How Yoga Improved My Life

How Yoga Improved My Life - Sarah Shannon

Celebrating International Yoga Day

Today is International Yoga Day. It’s also the Summer Solsctice, the longest day of the year. My favourite time of year.

I guided a class on the rooftop of Brown Thomas today to celebrate the day with lululemon and Brown Thomas; and over seventy other beautiful souls who came along. The theme of the celebration was “Yoga Changed My Life”.

That statement sounds big and dramatic, almost drastic. But change doesn’t have to be big. Often the most important changes are the small subtle ones. The tiny, incremental changes that lead to big ones.

One lady at the event today told me she turned 60 last week; she said that today was her first ever yoga class. She said she’s living life to the full and trying everything she’s ever wanted to. She was buzzing. Another girl talked about the feeling of community she gets from going to yoga classes. The connection to other people. Two girls who came to the class together said they’ve bonded through yoga after bumping into each other at WellFest earlier in the Summer.
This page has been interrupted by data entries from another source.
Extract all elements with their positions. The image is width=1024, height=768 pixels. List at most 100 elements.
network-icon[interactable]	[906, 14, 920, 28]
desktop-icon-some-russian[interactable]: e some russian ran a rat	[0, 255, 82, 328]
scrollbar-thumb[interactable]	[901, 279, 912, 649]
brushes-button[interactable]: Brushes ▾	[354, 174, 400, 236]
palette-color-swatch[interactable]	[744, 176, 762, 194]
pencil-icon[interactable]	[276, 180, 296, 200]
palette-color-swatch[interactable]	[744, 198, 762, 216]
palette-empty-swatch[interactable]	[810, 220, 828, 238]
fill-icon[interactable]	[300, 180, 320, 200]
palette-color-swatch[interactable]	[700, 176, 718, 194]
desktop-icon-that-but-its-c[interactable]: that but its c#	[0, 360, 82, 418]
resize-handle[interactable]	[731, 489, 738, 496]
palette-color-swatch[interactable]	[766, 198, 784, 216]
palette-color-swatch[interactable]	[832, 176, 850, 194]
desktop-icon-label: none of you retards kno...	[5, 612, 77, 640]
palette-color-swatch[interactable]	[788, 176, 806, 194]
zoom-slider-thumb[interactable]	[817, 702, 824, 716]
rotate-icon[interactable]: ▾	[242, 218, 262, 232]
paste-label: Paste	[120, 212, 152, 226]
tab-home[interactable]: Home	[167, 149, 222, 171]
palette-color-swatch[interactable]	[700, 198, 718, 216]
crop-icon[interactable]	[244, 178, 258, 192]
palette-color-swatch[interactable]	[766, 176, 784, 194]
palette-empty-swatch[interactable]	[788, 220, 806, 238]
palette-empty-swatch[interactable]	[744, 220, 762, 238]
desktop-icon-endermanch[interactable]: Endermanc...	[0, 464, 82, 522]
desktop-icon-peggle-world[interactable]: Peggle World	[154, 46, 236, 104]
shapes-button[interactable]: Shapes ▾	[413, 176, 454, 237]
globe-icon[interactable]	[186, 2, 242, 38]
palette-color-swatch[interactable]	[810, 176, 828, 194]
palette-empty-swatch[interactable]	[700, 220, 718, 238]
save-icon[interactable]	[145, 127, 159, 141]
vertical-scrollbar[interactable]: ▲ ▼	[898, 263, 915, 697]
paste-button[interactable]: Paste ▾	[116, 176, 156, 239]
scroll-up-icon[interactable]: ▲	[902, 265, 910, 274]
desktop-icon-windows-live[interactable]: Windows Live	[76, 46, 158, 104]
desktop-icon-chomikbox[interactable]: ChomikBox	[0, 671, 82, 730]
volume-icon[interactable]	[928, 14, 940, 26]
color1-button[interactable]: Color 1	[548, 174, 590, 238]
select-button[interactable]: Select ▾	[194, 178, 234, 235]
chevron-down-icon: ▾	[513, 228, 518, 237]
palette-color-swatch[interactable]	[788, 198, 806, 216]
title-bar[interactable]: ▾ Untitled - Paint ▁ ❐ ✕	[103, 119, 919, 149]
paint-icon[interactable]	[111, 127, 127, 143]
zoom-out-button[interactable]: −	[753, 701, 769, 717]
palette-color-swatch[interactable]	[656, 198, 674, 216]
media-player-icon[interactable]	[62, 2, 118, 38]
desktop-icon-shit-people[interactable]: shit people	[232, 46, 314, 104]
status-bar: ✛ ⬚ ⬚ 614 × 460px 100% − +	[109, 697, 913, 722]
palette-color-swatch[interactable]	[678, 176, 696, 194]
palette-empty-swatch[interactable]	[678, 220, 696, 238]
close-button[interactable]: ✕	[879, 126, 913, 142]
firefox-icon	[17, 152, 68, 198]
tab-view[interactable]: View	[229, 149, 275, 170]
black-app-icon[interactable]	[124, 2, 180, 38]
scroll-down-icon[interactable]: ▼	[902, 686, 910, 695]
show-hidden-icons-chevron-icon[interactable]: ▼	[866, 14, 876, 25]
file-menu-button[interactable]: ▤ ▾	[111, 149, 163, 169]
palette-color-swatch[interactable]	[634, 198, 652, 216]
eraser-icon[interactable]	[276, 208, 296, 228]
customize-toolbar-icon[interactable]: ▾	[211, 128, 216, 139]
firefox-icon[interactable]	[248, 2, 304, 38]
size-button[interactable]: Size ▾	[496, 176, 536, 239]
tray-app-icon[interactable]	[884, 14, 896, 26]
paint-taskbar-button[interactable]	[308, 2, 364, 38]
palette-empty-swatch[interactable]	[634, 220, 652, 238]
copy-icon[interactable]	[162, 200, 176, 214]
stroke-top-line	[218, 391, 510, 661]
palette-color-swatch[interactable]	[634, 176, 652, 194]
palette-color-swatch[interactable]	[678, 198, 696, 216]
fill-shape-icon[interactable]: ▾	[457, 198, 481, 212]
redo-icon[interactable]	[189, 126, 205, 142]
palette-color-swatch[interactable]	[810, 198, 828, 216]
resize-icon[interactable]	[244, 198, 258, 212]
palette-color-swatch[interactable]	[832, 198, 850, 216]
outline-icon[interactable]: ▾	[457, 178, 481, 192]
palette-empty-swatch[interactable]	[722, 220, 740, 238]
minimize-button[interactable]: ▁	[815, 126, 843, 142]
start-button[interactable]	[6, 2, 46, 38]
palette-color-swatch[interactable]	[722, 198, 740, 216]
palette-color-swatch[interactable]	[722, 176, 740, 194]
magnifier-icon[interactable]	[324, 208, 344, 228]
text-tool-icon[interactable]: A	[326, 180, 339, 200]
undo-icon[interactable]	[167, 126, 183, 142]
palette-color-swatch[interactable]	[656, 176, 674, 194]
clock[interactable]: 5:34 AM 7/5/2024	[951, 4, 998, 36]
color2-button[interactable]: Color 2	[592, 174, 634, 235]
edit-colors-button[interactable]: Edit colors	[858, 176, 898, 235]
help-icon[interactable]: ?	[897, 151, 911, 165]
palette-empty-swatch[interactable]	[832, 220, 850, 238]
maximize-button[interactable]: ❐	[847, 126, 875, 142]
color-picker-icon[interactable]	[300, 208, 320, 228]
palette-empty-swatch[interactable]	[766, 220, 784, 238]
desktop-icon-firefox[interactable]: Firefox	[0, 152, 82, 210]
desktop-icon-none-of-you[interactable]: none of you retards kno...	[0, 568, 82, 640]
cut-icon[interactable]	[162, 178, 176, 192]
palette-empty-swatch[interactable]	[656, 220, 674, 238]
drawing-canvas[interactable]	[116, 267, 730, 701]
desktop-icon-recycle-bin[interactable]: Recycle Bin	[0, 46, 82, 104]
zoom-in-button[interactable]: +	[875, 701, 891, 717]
Yoga for me brings small incremental changes into my life everyday; and together they have made up the big changes in my life. A change with the way I connect with myself and others; a change in the way I see the world. A change in what I work as and a change in the way that I live my life.

While working as a solicitor I found yoga. I started to practice weekly and then daily. It taught me how to sit still and how to be quiet. To stop thinking, worrying and questioning. At the peak of my confusion and feeling dissatisfied with my career, I started a ritual at the end of my yoga practice. After lying in Savasana, when I sat cross-legged in a moment of meditation before closing the practice, I would place my hands over my heart and say silently “I am listening. Tell me what you want me to do”.

I didn’t hear a voice, or a choir of angels. And I didn’t receive some divine intervention. What I did get was a practice and a ritual that allowed me to get past my mind. That allowed me to be still and quiet and to listen to my internal voice. That voice of knowing, the inner compass. Our intuition.

There’s a beautiful quote by Rumi:

Let yourself by silently drawn by the strange pull of what you really love. It will not lead you astray”.

My yoga practice allowed me to be still  and quiet so that I could hear and feel that pull. The pull to leave my job to go in search of something else.

And yoga continues to do this for me. When I feel lost or unsure of what to do next or what to plan. I ask my inner knowing. I try not to ask a direct question with a yes or no answer. And I avoid asking the question out loud, or in public, for now. Instead I try ask an open ended question; silently at the end of my practice, I ask “where do you want me to go?”, “what do you want me to do?”. And then I sit and I am quiet. I practice this over days or months until the next step reveals itself.

Admittedly, this is not always as serene as it sounds. The over-thinking and over-analysing mind still makes various and intermittent guest appearances in my life.  It can be frustrating trying to work things out. And it’s hard to know if you are doing the right thing, in the right job, in the right place, with the right person or at the right stage of your life. And when you’re frustrated and confused this is the hardest time to sit and listen. This is where the yoga practice can save the day.

By twisting and bending the body in yoga postures, we still the mind. And when the mind is still we can connect to our inner knowing. We can begin to listen and to trust our gut, our intuition and our instinct. Whatever you want to call it. Trust that there is a force within us, bigger than our mind, that is guiding us.

Yoga has helped me to let go of mind control, to go with the flow, to sit and listen and let myself be silently drawn by the pull of what I love.